Be strong, mom: Finally, remember that you must behave in a positive fashion during drop-off time -- even if you are heartbroken with her crying. Avoid saying things like "Mommy will miss you, too," and instead try, "We are going to have so much fun when I see you later!" and "You're going to have such a great day -- I can't wait until you tell me about it when I pick you up!" Your daughter will pick up on your positive attitude.
More than one option
There is no single "right" way to solve this dilemma. It is really a matter of trying a variety of approaches for a few days each until you find one that best addresses the needs of your daughter. In the meantime, take comfort in knowing that your daughter is following in the footsteps of many daycare toddlers before her!
Now, I am assuming that you have made an effort to determine the reason for her behavior, especially if it is sudden in its appearance. It is important that you first try to figure out what is causing her to be so sad.
The good news is that your daughter is in the right age-range for manifestations of "separation anxiety" -- a perfectly normal developmental stage.
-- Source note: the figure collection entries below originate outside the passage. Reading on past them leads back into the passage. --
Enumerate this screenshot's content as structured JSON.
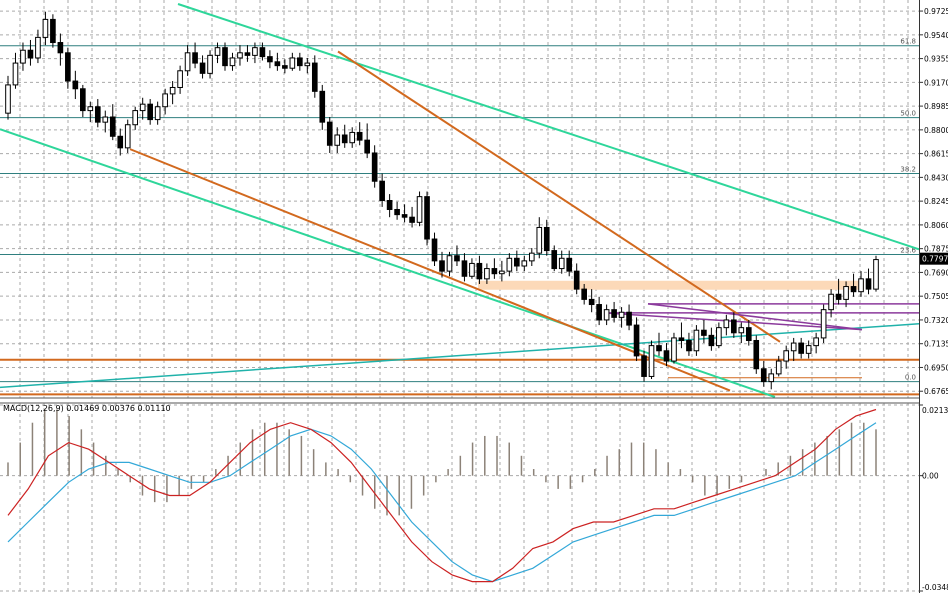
{
  "chart_data": [
    {
      "type": "candlestick",
      "panel": "price",
      "ylim": [
        0.672,
        0.978
      ],
      "grid": true,
      "price_ticks": [
        "0.9725",
        "0.9540",
        "0.9355",
        "0.9170",
        "0.8985",
        "0.8800",
        "0.8615",
        "0.8430",
        "0.8245",
        "0.8060",
        "0.7875",
        "0.7690",
        "0.7505",
        "0.7320",
        "0.7135",
        "0.6950",
        "0.6765"
      ],
      "current_price": "0.7797",
      "fib_levels": [
        {
          "label": "61.8",
          "value": 0.9455
        },
        {
          "label": "50.0",
          "value": 0.8895
        },
        {
          "label": "38.2",
          "value": 0.846
        },
        {
          "label": "23.6",
          "value": 0.783
        },
        {
          "label": "0.0",
          "value": 0.684
        }
      ],
      "colors": {
        "bull": "#ffffff",
        "bear": "#000000",
        "channel": "#2ed69a",
        "trend": "#d2691e",
        "support_zone": "#fcd9b8",
        "purple": "#8b3a9c",
        "teal": "#20b2aa",
        "fib": "#2f7f7f",
        "price_tag": "#000000"
      },
      "candles": [
        [
          0.893,
          0.922,
          0.888,
          0.915
        ],
        [
          0.915,
          0.94,
          0.912,
          0.932
        ],
        [
          0.932,
          0.948,
          0.926,
          0.942
        ],
        [
          0.942,
          0.95,
          0.93,
          0.936
        ],
        [
          0.936,
          0.958,
          0.932,
          0.952
        ],
        [
          0.952,
          0.972,
          0.946,
          0.966
        ],
        [
          0.966,
          0.97,
          0.944,
          0.948
        ],
        [
          0.948,
          0.955,
          0.93,
          0.94
        ],
        [
          0.94,
          0.944,
          0.912,
          0.918
        ],
        [
          0.918,
          0.926,
          0.904,
          0.912
        ],
        [
          0.912,
          0.915,
          0.89,
          0.895
        ],
        [
          0.895,
          0.902,
          0.886,
          0.898
        ],
        [
          0.898,
          0.904,
          0.882,
          0.886
        ],
        [
          0.886,
          0.895,
          0.878,
          0.89
        ],
        [
          0.89,
          0.9,
          0.872,
          0.875
        ],
        [
          0.875,
          0.881,
          0.86,
          0.866
        ],
        [
          0.866,
          0.888,
          0.862,
          0.884
        ],
        [
          0.884,
          0.898,
          0.88,
          0.895
        ],
        [
          0.895,
          0.905,
          0.888,
          0.9
        ],
        [
          0.9,
          0.904,
          0.884,
          0.888
        ],
        [
          0.888,
          0.902,
          0.884,
          0.898
        ],
        [
          0.898,
          0.912,
          0.892,
          0.908
        ],
        [
          0.908,
          0.918,
          0.9,
          0.913
        ],
        [
          0.913,
          0.93,
          0.908,
          0.926
        ],
        [
          0.926,
          0.946,
          0.922,
          0.94
        ],
        [
          0.94,
          0.948,
          0.928,
          0.932
        ],
        [
          0.932,
          0.938,
          0.92,
          0.924
        ],
        [
          0.924,
          0.942,
          0.92,
          0.938
        ],
        [
          0.938,
          0.948,
          0.932,
          0.944
        ],
        [
          0.944,
          0.948,
          0.926,
          0.93
        ],
        [
          0.93,
          0.94,
          0.926,
          0.936
        ],
        [
          0.936,
          0.946,
          0.93,
          0.94
        ],
        [
          0.94,
          0.946,
          0.933,
          0.938
        ],
        [
          0.938,
          0.948,
          0.932,
          0.944
        ],
        [
          0.944,
          0.948,
          0.934,
          0.937
        ],
        [
          0.937,
          0.942,
          0.928,
          0.933
        ],
        [
          0.933,
          0.94,
          0.926,
          0.93
        ],
        [
          0.93,
          0.935,
          0.924,
          0.928
        ],
        [
          0.928,
          0.94,
          0.926,
          0.936
        ],
        [
          0.936,
          0.94,
          0.926,
          0.93
        ],
        [
          0.93,
          0.936,
          0.924,
          0.932
        ],
        [
          0.932,
          0.938,
          0.905,
          0.91
        ],
        [
          0.91,
          0.915,
          0.88,
          0.886
        ],
        [
          0.886,
          0.89,
          0.862,
          0.868
        ],
        [
          0.868,
          0.882,
          0.862,
          0.876
        ],
        [
          0.876,
          0.884,
          0.866,
          0.87
        ],
        [
          0.87,
          0.882,
          0.866,
          0.878
        ],
        [
          0.878,
          0.886,
          0.868,
          0.872
        ],
        [
          0.872,
          0.885,
          0.858,
          0.862
        ],
        [
          0.862,
          0.868,
          0.835,
          0.84
        ],
        [
          0.84,
          0.846,
          0.82,
          0.825
        ],
        [
          0.825,
          0.83,
          0.812,
          0.818
        ],
        [
          0.818,
          0.824,
          0.81,
          0.814
        ],
        [
          0.814,
          0.822,
          0.808,
          0.812
        ],
        [
          0.812,
          0.82,
          0.804,
          0.808
        ],
        [
          0.808,
          0.832,
          0.805,
          0.828
        ],
        [
          0.828,
          0.832,
          0.79,
          0.795
        ],
        [
          0.795,
          0.8,
          0.774,
          0.778
        ],
        [
          0.778,
          0.785,
          0.765,
          0.77
        ],
        [
          0.77,
          0.785,
          0.766,
          0.782
        ],
        [
          0.782,
          0.79,
          0.774,
          0.778
        ],
        [
          0.778,
          0.784,
          0.762,
          0.766
        ],
        [
          0.766,
          0.78,
          0.764,
          0.776
        ],
        [
          0.776,
          0.782,
          0.76,
          0.764
        ],
        [
          0.764,
          0.776,
          0.76,
          0.772
        ],
        [
          0.772,
          0.78,
          0.764,
          0.768
        ],
        [
          0.768,
          0.778,
          0.762,
          0.77
        ],
        [
          0.77,
          0.784,
          0.766,
          0.78
        ],
        [
          0.78,
          0.786,
          0.77,
          0.774
        ],
        [
          0.774,
          0.782,
          0.77,
          0.778
        ],
        [
          0.778,
          0.788,
          0.774,
          0.784
        ],
        [
          0.784,
          0.812,
          0.78,
          0.804
        ],
        [
          0.804,
          0.81,
          0.782,
          0.786
        ],
        [
          0.786,
          0.79,
          0.77,
          0.772
        ],
        [
          0.772,
          0.786,
          0.768,
          0.78
        ],
        [
          0.78,
          0.786,
          0.766,
          0.77
        ],
        [
          0.77,
          0.776,
          0.752,
          0.756
        ],
        [
          0.756,
          0.76,
          0.744,
          0.748
        ],
        [
          0.748,
          0.756,
          0.738,
          0.744
        ],
        [
          0.744,
          0.75,
          0.728,
          0.732
        ],
        [
          0.732,
          0.744,
          0.728,
          0.74
        ],
        [
          0.74,
          0.746,
          0.73,
          0.734
        ],
        [
          0.734,
          0.742,
          0.726,
          0.738
        ],
        [
          0.738,
          0.744,
          0.724,
          0.728
        ],
        [
          0.728,
          0.734,
          0.7,
          0.704
        ],
        [
          0.704,
          0.708,
          0.684,
          0.688
        ],
        [
          0.688,
          0.716,
          0.686,
          0.712
        ],
        [
          0.712,
          0.722,
          0.704,
          0.708
        ],
        [
          0.708,
          0.714,
          0.696,
          0.7
        ],
        [
          0.7,
          0.722,
          0.698,
          0.718
        ],
        [
          0.718,
          0.73,
          0.71,
          0.716
        ],
        [
          0.716,
          0.722,
          0.704,
          0.708
        ],
        [
          0.708,
          0.728,
          0.704,
          0.724
        ],
        [
          0.724,
          0.732,
          0.714,
          0.72
        ],
        [
          0.72,
          0.726,
          0.708,
          0.712
        ],
        [
          0.712,
          0.73,
          0.71,
          0.726
        ],
        [
          0.726,
          0.736,
          0.72,
          0.732
        ],
        [
          0.732,
          0.738,
          0.718,
          0.722
        ],
        [
          0.722,
          0.73,
          0.714,
          0.726
        ],
        [
          0.726,
          0.732,
          0.712,
          0.716
        ],
        [
          0.716,
          0.72,
          0.69,
          0.694
        ],
        [
          0.694,
          0.7,
          0.68,
          0.684
        ],
        [
          0.684,
          0.694,
          0.678,
          0.69
        ],
        [
          0.69,
          0.704,
          0.688,
          0.7
        ],
        [
          0.7,
          0.712,
          0.694,
          0.708
        ],
        [
          0.708,
          0.718,
          0.7,
          0.714
        ],
        [
          0.714,
          0.718,
          0.702,
          0.706
        ],
        [
          0.706,
          0.716,
          0.702,
          0.712
        ],
        [
          0.712,
          0.722,
          0.706,
          0.718
        ],
        [
          0.718,
          0.744,
          0.714,
          0.74
        ],
        [
          0.74,
          0.756,
          0.734,
          0.752
        ],
        [
          0.752,
          0.764,
          0.744,
          0.748
        ],
        [
          0.748,
          0.762,
          0.742,
          0.758
        ],
        [
          0.758,
          0.768,
          0.75,
          0.754
        ],
        [
          0.754,
          0.77,
          0.75,
          0.764
        ],
        [
          0.764,
          0.772,
          0.752,
          0.756
        ],
        [
          0.756,
          0.782,
          0.754,
          0.779
        ]
      ]
    },
    {
      "type": "histogram-line",
      "panel": "indicator",
      "title": "MACD(12,26,9) 0.01469 0.00376 0.01110",
      "ylim": [
        -0.03485,
        0.02135
      ],
      "indicator_ticks": [
        "0.02135",
        "0.00",
        "-0.03485"
      ],
      "colors": {
        "hist": "#8c8278",
        "main": "#cc2222",
        "signal": "#33a8d8"
      },
      "hist": [
        0.004,
        0.01,
        0.016,
        0.02,
        0.02,
        0.018,
        0.014,
        0.01,
        0.006,
        0.002,
        -0.002,
        -0.006,
        -0.008,
        -0.008,
        -0.006,
        -0.004,
        -0.002,
        0.002,
        0.006,
        0.01,
        0.014,
        0.016,
        0.016,
        0.014,
        0.012,
        0.008,
        0.004,
        0.002,
        -0.002,
        -0.006,
        -0.01,
        -0.012,
        -0.012,
        -0.01,
        -0.006,
        -0.002,
        0.002,
        0.006,
        0.01,
        0.012,
        0.012,
        0.01,
        0.006,
        0.002,
        -0.002,
        -0.004,
        -0.004,
        -0.002,
        0.002,
        0.006,
        0.008,
        0.01,
        0.01,
        0.008,
        0.004,
        0.002,
        -0.002,
        -0.006,
        -0.006,
        -0.004,
        -0.002,
        0.0,
        0.002,
        0.004,
        0.006,
        0.008,
        0.01,
        0.012,
        0.014,
        0.016,
        0.016,
        0.014
      ],
      "main": [
        -0.012,
        -0.004,
        0.006,
        0.01,
        0.008,
        0.004,
        0.0,
        -0.004,
        -0.006,
        -0.006,
        -0.002,
        0.004,
        0.01,
        0.014,
        0.016,
        0.014,
        0.01,
        0.004,
        -0.004,
        -0.012,
        -0.02,
        -0.026,
        -0.03,
        -0.032,
        -0.032,
        -0.028,
        -0.022,
        -0.02,
        -0.016,
        -0.014,
        -0.014,
        -0.012,
        -0.01,
        -0.01,
        -0.008,
        -0.006,
        -0.004,
        -0.002,
        0.0,
        0.004,
        0.008,
        0.014,
        0.018,
        0.02
      ],
      "signal": [
        -0.02,
        -0.014,
        -0.008,
        -0.002,
        0.002,
        0.004,
        0.004,
        0.002,
        0.0,
        -0.002,
        -0.002,
        0.0,
        0.004,
        0.008,
        0.012,
        0.014,
        0.012,
        0.008,
        0.002,
        -0.006,
        -0.014,
        -0.02,
        -0.026,
        -0.03,
        -0.032,
        -0.03,
        -0.028,
        -0.024,
        -0.02,
        -0.018,
        -0.016,
        -0.014,
        -0.012,
        -0.012,
        -0.01,
        -0.008,
        -0.006,
        -0.004,
        -0.002,
        0.0,
        0.004,
        0.008,
        0.012,
        0.016
      ]
    }
  ]
}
I suggest that you speak with her caregiver and find out what she does once you have left the scene. Find out how long she continues to cry, and if her behavior is "sad" and takes awhile to rebound. There is a good chance that she recovers fairly quickly once you have left. If that is what you are told, I imagine that you may still want to "make sure."
Do it. Drive around the block, have a cup of coffee and come back to the center in thirty minutes. Being careful that she does not see you, seek a peek into your daughter's care room (note: if the center has a problem with you doing this -- meaning they might not have an open-door policy -- you have another set of problems to worry about). It is likely that you will see her happily at play or otherwise enjoying herself.
On the other hand, if it appears that there is something still amiss, you need to determine if there is something at the center that is causing her to became so distraught.)